4) PR and Disinformation
Of course, the same toolkit that can inform and persuade can also deceive. This is where public relations crosses into what critics call disinformation. Let’s unpack a few common tactics:
Spin - this is the most familiar. It’s when communicators flood the airwaves with half‑truths or unrelated talking points to distract from scrutiny. You’ll see plenty of spin PR tactics deployed in political press briefings, corporate statements, and social media campaigns.
Source: The White House. Press Briefing by Principal Deputy Press Secretary Eric Schultz and Deputy National Security Advisor for Strategic Communications Ben Rhodes. August 13, 2014. Obama White House Archives.
Astroturfing: creating fake grassroots movement & public opinion. With increasingly sophisticated ✽dynamic creative optimization tools, ✽deepfake generators, and ✽bot farms, astroturfing campaigns can mimic genuine public opinion at scale, making it harder to distinguish between authentic and manufactured sentiment.
-
“Energy Citizens” rallies (2009) reportedly organized by the American Petroleum Institute to project constituent pressure during the climate bill debate. See press coverage and leaked memos for the logistics and intent. -
Working Families for Wal‑Mart (2005–2006) created with Edelman as a pro‑Wal‑Mart advocacy effort that drew criticism for masking sponsorship on blogs.
Mercenary science - Paid research or ghostwritten analyses that borrow scientific form to create doubt about risk. The tobacco industry’s “doubt is our product” memorandum is the canonical case for understanding how controversy is manufactured.
Pseudo‑event - Staged spectacles designed to be reported as news. A well‑known example is the 2003 “Mission Accomplished” carrier speech, which offered a powerful image even as the underlying conflict continued.
5) Democratizing PR?
We’ll end on a more optimistic note. The same digital tools that supercharge disinformation can also empower citizens. The proliferation of affordable AI, online transparency portals, and open data (published and managed under open source / open access principles) have made it possible for ordinary people to access powerful PR toolkits with little cost, and to trace how influence works.
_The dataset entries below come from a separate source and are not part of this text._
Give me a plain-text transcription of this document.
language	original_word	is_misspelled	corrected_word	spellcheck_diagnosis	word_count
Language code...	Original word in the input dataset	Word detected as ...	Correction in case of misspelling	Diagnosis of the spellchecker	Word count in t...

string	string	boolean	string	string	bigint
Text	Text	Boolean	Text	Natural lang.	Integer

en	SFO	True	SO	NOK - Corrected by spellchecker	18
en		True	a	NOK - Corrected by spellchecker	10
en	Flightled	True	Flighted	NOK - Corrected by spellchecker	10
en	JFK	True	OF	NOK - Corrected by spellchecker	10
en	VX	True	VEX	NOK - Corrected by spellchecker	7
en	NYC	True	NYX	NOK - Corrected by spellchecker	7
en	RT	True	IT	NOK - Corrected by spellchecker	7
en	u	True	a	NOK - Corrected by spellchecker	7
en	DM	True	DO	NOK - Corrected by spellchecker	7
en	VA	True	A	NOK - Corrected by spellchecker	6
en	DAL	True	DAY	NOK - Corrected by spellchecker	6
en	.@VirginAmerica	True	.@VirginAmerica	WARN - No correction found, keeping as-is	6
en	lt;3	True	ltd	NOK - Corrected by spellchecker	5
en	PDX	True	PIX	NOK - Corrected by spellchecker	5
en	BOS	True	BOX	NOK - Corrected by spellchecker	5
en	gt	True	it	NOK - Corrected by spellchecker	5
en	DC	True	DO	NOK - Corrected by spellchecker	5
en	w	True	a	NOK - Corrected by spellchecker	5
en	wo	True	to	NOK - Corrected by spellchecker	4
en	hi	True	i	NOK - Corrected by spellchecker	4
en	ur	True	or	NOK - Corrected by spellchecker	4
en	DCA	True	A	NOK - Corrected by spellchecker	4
Platforms like OpenSecrets lets users see who’s funding whom, what lobbyists are working on which issues, and where former government officials now draw a paycheck.
This new democratic potential of "open source PR" can be understood as public relations in reverse, where citizens as users managing transparency and public accountability.
In closing, rather than viewing PR as purely manipulative, we might increasingly see it as a contested terrain where persuasion, power, and accountability constantly collide. If we can read PR critically, we can also mobilize its techniques and technology for democratic engagement, activism, and social change.